La mujer no se inmutó en lo más mínimo ante aquellas palabras. Seguía escurriendo un paño celeste de algodón en un balde metálico, que luego lo llevó a la frente de él. Limpió en silencio el rostro del joven, dejando ver su tez clara.
– Tal vez no me oyó porque me encuentro débil –dijo para sus adentros– ¡Gracias por salvarme la vida! ¡¿En qué lugar estamos!? –elevar el tono de voz no consiguió otra cosa que una efímera y aterradora sonrisa de la mujer.
Debe ser muda a lo mejor, veré como puedo hacer para que me entienda –e intentó realizar un ademán para levantarse. En el mismo momento un intenso dolor recorrió todo su cuerpo, cada una de las partículas de sus células ¡Qué dolor! fue sentir como un rayo impactando sobre la tierra colorada.
La mujer fue hasta la ventana y abrió sutilmente las blancas cortinas. La luna redonda iluminó por completo la habitación. Henri pudo divisar que en el cuarto no había otra cosa más que él, la cama y aquella extraña mujer enhiesta a su lado ¿Dónde estará mamá? ¿Sabrá que estoy aquí?
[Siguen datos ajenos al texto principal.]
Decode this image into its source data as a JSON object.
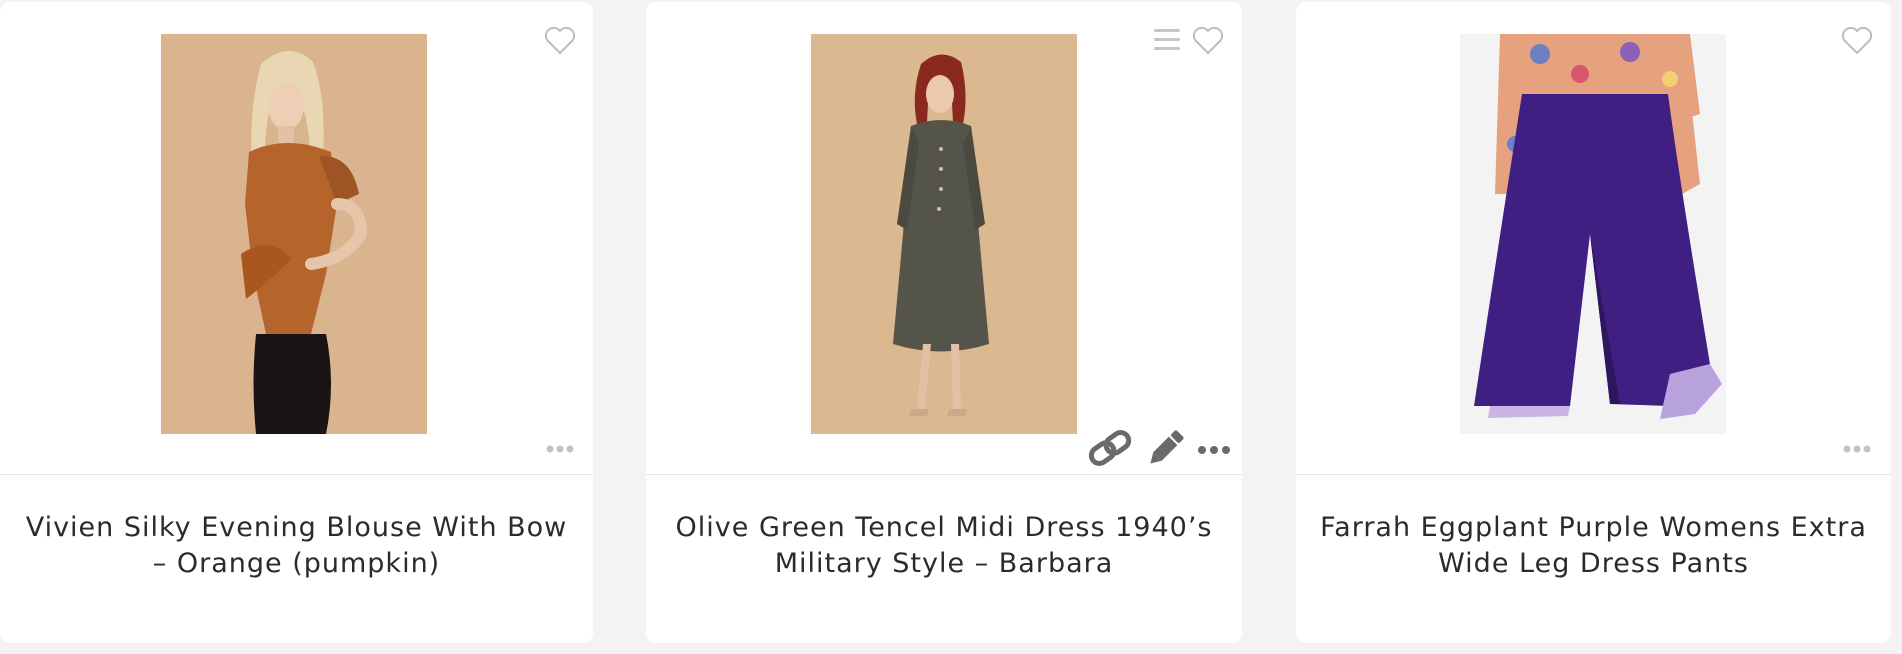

Estaba tan débil que cayó nuevamente en un profundo sueño. Era Septiembre y la primavera comenzaba a mostrarse, las plantas florecían por todo el lugar. Él correteaba por los jardines, junto a su compañera. Cuanto le hubiera encantado que ella sea con quien compartir la vida, empero el cruel destino le arrebató su vida de una manera trágica. Un ruido lo despertó de aquella pesadilla que lo perseguía desde los quince años, y que en la última semana lo tuvo tan presente. Llevó su vista a la puerta y vio a la extraña mujer aparecerse con un plato de sopa. Lo dejó a su lado y se dispuso a marchar. Él tomo del brazo de ella, no dejándola escapar, dispuesto hasta las últimas consecuencias a que le diga que sucedía. Un aterrador frio le recorrió todo su cuerpo, aquella mujer estaba tan fría, mejor diría helada. El estomago se le estrujó y vio que ella giró de repente su cabeza, el sedoso cabello negro se deslizó lentamente y la luz del claro la luna mostró por primera vez el rostro de aquella mujer. Sus labios esbozaban una simpática sonrisa y sus ojos marrones, taciturnos y vacios explicaban todo lo acontecido. La mujer era su amiga, a la que él tanto quiso, y sin dudar supo que su reencuentro sólo suponía una cosa, no había sobrevivido.